We Call This Thing Between Us Love

This thing that thins us
out, leaves us translucent
as rain, permeable

as that second skin
of insecurities we wear
(after the clothes are sloughed

off, and our bodies shine
in the smoke-blue fog
of the unwatched, exhaling

television. Trapped
behind our smiles). Naked,
hiding inside one another,

we dance with this thing
between us and call it love
even if the only thing in the room

is us, a tousled bed,
a few dying candles,
empty condom wrappers

and the time until we leave.


Psalm: Body Worship

he kisses the sloping half-moons of her thighs,
the long, even grade of her small hips,
the soft, dark bird of her pelvis,
the open, glassy sea of her stomach,
the pale, upturned questions of her breasts,
the timid, breakable mountains of her shoulders,
the outstretched, weightless arms,
the sweaty, slack hands holding not even herself,
the rising sleeve of clouds that is her neck,
the soft, sharp chin,
the parted, familiar lips,
the cold, easing brow,
the halo of tousled hair,
all the places his knuckles landed.


Volunteer Work:
Eurydice as Domestic Violence Shelter

For four years I have bent
this way, returned to this part
of the city where the women
are made of wind and the children
know that they are children chiseled
from frowning stones.
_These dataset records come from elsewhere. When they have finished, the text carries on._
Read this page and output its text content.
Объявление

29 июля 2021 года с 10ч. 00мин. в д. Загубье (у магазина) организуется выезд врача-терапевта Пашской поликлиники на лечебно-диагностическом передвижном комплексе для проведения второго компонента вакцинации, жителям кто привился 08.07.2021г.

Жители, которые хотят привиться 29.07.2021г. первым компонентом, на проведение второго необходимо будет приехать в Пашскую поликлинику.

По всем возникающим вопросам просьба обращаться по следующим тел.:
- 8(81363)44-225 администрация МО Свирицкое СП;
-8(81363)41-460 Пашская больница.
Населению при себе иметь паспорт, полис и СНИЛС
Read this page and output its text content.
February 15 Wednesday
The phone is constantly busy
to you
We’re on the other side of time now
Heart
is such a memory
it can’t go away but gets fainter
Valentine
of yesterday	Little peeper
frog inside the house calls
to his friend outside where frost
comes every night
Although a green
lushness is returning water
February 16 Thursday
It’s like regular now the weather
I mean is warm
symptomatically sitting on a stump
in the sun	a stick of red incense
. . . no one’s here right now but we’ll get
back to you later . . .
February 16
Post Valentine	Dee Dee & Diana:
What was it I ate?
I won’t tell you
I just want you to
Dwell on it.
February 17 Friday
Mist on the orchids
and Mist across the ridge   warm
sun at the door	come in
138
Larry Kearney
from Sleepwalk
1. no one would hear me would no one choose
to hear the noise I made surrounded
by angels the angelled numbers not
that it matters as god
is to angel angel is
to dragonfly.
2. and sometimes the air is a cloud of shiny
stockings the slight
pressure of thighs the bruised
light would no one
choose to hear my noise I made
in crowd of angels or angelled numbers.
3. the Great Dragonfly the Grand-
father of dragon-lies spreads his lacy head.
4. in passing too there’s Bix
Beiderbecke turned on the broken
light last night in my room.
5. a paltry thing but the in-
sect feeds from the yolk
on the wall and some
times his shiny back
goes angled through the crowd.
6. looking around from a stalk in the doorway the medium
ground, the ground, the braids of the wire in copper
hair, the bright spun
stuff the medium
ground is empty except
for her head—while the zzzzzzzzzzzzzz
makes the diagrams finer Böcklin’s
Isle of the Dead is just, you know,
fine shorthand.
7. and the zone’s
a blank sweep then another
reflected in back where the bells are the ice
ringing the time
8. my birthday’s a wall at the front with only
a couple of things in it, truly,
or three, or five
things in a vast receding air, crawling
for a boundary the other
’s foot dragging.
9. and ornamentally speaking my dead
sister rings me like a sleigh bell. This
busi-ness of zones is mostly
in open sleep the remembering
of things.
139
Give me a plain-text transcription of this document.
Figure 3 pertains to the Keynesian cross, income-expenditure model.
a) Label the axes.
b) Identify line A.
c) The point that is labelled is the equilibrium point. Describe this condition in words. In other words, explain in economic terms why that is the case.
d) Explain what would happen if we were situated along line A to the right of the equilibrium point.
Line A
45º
For two hours,
once a week, I smile and surf
the realm where men are mythical
constructs of conflicting substance-
mutating from father to shield to sword-
and I tell my smile to speak the tongue
of oak trees, to translate birdsong,
to comfort like winter soup. I tell my body
to lead them to better imaginings of men
and not look back-even as I drive away
at the end of the night, leaving the gravel drive
in reverse, watching the house sink
back into the gray fist of the city.